После ухода Василевского Сталин закурил папиросу, с наслаждением затянулся.

– Прохлопали архив Теслы! – уверенно, как о свершившемся факте, заявил Маленков.

– Может, прохлопали, а может, и нет, – философски заметил Сталин. – Возьми проведение операции под личный контроль.

– Кадровые решения принимать будем?

– Ограничимся выговором по партийной линии. Чтоб жирком не обрастали. Василевскому – устное замечание… Георгий, ты только представь дедушку Калинина с молотом. С пудовым!

Соратники озорно засмеялись. Дела на фронтах и в государстве шли успешно. Было от чего пребывать в хорошем расположении духа.

Глава 6

Прорвавшись с боями из осажденного Могилева, стрелковый полк, к которому прибился Николай Лоскутов, был отведен в район Смоленска, где вновь вступил в бой и был разгромлен в течение суток.
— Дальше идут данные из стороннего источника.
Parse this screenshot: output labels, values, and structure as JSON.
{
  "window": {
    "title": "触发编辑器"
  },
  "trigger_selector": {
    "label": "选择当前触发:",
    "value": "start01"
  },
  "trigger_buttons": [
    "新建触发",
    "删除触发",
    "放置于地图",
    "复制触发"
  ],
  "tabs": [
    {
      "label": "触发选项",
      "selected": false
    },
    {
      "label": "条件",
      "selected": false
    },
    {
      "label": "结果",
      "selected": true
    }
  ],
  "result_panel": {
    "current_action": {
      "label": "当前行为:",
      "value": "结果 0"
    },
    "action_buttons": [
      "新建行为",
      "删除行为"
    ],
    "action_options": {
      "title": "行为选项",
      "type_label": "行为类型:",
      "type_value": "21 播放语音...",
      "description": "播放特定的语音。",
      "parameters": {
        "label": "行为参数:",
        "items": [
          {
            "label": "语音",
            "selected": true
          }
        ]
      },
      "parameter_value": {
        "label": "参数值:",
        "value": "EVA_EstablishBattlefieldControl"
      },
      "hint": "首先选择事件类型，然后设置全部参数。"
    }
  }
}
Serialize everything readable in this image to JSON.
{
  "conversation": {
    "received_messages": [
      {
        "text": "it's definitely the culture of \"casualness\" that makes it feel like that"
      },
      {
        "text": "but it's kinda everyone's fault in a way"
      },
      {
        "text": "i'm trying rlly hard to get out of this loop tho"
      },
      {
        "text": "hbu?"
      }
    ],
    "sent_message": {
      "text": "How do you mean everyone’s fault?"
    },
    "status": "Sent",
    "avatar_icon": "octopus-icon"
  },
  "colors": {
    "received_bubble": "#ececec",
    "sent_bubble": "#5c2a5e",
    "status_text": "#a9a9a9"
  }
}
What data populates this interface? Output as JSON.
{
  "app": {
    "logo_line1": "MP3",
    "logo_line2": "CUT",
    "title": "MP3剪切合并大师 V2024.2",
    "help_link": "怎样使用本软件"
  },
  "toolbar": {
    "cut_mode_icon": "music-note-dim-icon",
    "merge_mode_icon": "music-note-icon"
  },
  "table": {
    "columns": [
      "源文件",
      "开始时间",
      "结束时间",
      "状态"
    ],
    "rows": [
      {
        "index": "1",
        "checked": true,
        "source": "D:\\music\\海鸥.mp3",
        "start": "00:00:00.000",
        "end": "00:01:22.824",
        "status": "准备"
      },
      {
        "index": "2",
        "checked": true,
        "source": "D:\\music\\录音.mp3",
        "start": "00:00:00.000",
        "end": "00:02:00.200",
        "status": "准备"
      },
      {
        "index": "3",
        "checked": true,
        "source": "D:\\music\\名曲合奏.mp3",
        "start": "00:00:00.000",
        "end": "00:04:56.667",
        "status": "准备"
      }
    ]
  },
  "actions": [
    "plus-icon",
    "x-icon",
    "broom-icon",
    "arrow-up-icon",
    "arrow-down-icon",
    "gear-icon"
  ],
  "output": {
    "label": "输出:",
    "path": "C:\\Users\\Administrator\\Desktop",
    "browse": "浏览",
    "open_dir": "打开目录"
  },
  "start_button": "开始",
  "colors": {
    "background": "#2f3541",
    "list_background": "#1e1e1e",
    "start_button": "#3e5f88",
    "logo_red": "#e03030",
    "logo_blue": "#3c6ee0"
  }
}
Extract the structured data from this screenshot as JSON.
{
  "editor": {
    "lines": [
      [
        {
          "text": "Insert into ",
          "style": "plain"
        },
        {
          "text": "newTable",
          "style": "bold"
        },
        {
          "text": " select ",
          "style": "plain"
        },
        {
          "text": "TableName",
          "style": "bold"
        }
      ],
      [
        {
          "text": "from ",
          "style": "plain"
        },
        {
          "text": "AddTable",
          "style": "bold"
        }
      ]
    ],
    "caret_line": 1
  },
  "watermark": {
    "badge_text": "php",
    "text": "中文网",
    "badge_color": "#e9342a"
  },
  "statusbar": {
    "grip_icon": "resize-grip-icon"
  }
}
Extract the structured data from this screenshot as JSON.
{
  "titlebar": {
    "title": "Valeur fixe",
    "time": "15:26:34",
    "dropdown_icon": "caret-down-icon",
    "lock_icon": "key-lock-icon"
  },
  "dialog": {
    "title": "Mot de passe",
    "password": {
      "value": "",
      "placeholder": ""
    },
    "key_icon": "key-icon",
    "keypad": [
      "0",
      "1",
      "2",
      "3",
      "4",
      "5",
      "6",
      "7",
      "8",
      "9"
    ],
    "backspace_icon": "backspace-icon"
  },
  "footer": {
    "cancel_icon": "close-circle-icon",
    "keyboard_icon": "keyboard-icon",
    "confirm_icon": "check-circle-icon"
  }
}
С отступающими частями Красной армии Лоскутов дошел до Подмосковья. В сентябре месяце, когда в полосе действия 13-й армии наступило временное затишье, в штабах стали наводить порядок и с удивлением обнаружили, что командир пехотного взвода в 307-й стрелковой дивизии Лоскутов Н.Е. вовсе не военнослужащий, а бывший сотрудник милиции, формально к армии отношения не имеющий. Данная оплошность была немедленно исправлена: Лоскутову присвоили воинское звание лейтенант и поставили на все виды довольствия. Денежное содержание с момента мобилизации и до внесения в списки действующей армии выплачивать не стали. Не положено.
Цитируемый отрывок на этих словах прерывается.